Regeln fürs Microgrid
In einem zweiten Pilotprojekt wurde das regelbasierte Verfahren zur Steuerung von Microgrids eingesetzt. In Microgrids müssen typischerweise unterschiedliche Stromerzeuger und Speichermedien, wie Photovoltaik, Wind, Batterie, Dieselgenerator, Brennstoffzelle, Elektrolyseur usw. koordiniert werden. „Es stellt sich immer die Frage, welcher Erzeugermix zu jedem Zeitpunkt optimal ist“, sagt Ulrich Münz von Siemens Technology in Princeton.
„Unser Bürogebäude in Princeton ist ein gutes Beispiel für so ein Microgrid: Es ist mit einer Photovoltaikanlage, Batteriespeichern, und Ladestationen für Elektroautos ausgestattet und wird gleichzeitig noch vom öffentlichen Stromnetz versorgt. Unser Ziel ist es, die Komponenten so zu steuern, dass wir möglichst wenig Energie beziehen und gleichzeitig den Spitzenverbrauch senken. In Princeton ist ein hoher Anteil der Stromrechnung vom Spitzenverbrauch der letzten zwölf Monate abhängig, für eine einzelne hohe Lastspitze, muss man also ein ganzes Jahr bezahlen."

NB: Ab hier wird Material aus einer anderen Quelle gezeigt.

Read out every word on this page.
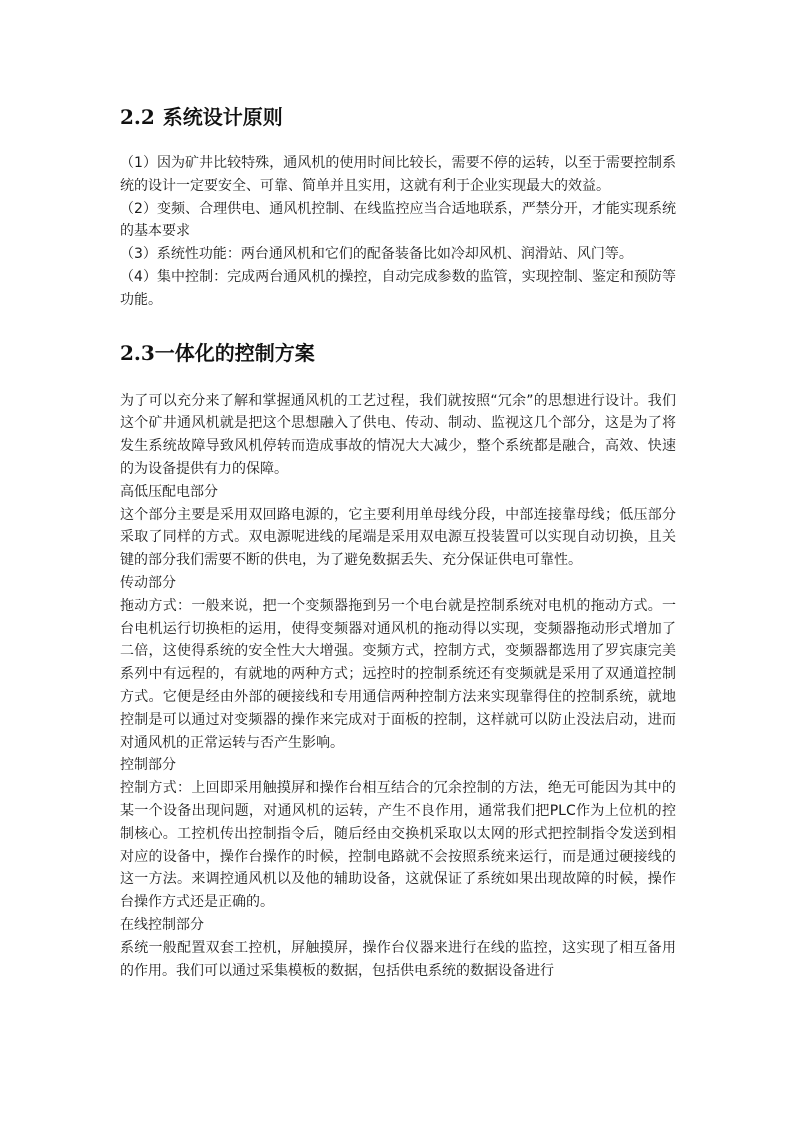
2.2 系统设计原则

（1）因为矿井比较特殊，通风机的使用时间比较长，需要不停的运转，以至于需要控制系统的设计一定要安全、可靠、简单并且实用，这就有利于企业实现最大的效益。

（2）变频、合理供电、通风机控制、在线监控应当合适地联系，严禁分开，才能实现系统的基本要求

（3）系统性功能：两台通风机和它们的配备装备比如冷却风机、润滑站、风门等。

（4）集中控制：完成两台通风机的操控，自动完成参数的监管，实现控制、鉴定和预防等功能。

2.3一体化的控制方案

为了可以充分来了解和掌握通风机的工艺过程，我们就按照“冗余”的思想进行设计。我们这个矿井通风机就是把这个思想融入了供电、传动、制动、监视这几个部分，这是为了将发生系统故障导致风机停转而造成事故的情况大大减少，整个系统都是融合，高效、快速的为设备提供有力的保障。

高低压配电部分

这个部分主要是采用双回路电源的，它主要利用单母线分段，中部连接靠母线；低压部分采取了同样的方式。双电源呢进线的尾端是采用双电源互投装置可以实现自动切换，且关键的部分我们需要不断的供电，为了避免数据丢失、充分保证供电可靠性。

传动部分

拖动方式：一般来说，把一个变频器拖到另一个电台就是控制系统对电机的拖动方式。一台电机运行切换柜的运用，使得变频器对通风机的拖动得以实现，变频器拖动形式增加了二倍，这使得系统的安全性大大增强。变频方式，控制方式，变频器都选用了罗宾康完美系列中有远程的，有就地的两种方式；远控时的控制系统还有变频就是采用了双通道控制方式。它便是经由外部的硬接线和专用通信两种控制方法来实现靠得住的控制系统，就地控制是可以通过对变频器的操作来完成对于面板的控制，这样就可以防止没法启动，进而对通风机的正常运转与否产生影响。

控制部分

控制方式：上回即采用触摸屏和操作台相互结合的冗余控制的方法，绝无可能因为其中的某一个设备出现问题，对通风机的运转，产生不良作用，通常我们把PLC作为上位机的控制核心。工控机传出控制指令后，随后经由交换机采取以太网的形式把控制指令发送到相对应的设备中，操作台操作的时候，控制电路就不会按照系统来运行，而是通过硬接线的这一方法。来调控通风机以及他的辅助设备，这就保证了系统如果出现故障的时候，操作台操作方式还是正确的。

在线控制部分

系统一般配置双套工控机，屏触摸屏，操作台仪器来进行在线的监控，这实现了相互备用的作用。我们可以通过采集模板的数据，包括供电系统的数据设备进行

Wie muss sich also eine Steuerung verhalten, um die Spitzenlast zu minimieren? Ein komplexes Problem, denn das Optimum hängt von unsicheren Größen ab, also wie viel Strom die Photovoltaikanlage in den kommenden Stunden einspeisen wird, bzw. wie hoch der Strombedarf in dieser Zeit sein wird. Weil einige Größen nur geschätzt werden können, ist es nur mit sehr großem Aufwand möglich, mit den klassischen Verfahren wie der Modellprädiktiven Regelung eine perfekte Steuerung für die Anlage zu finden. Daher suchen die Forscher in Princeton jetzt mit dem neuen Verfahren nach Regeln, die die geschätzte PV Einspeisung, die geschätzte Last, deren Unsicherheiten, und den Ladezustand der Batterie berücksichtigen. Erste Ergebnisse zeigen, dass das Verfahren für Microgrids angewendet werden kann und gute Resultate erzielt. Im nächsten Schritt soll das Verfahren mit Daten aus dem Microgrid in Princeton verbessert und validiert werden. „Wenn das erfolgreich ist, wollen wir die Regeln auf unser Microgrid anwenden indem wir sie im Siemens Microgrid Controller implementieren,“ erklärt Münz.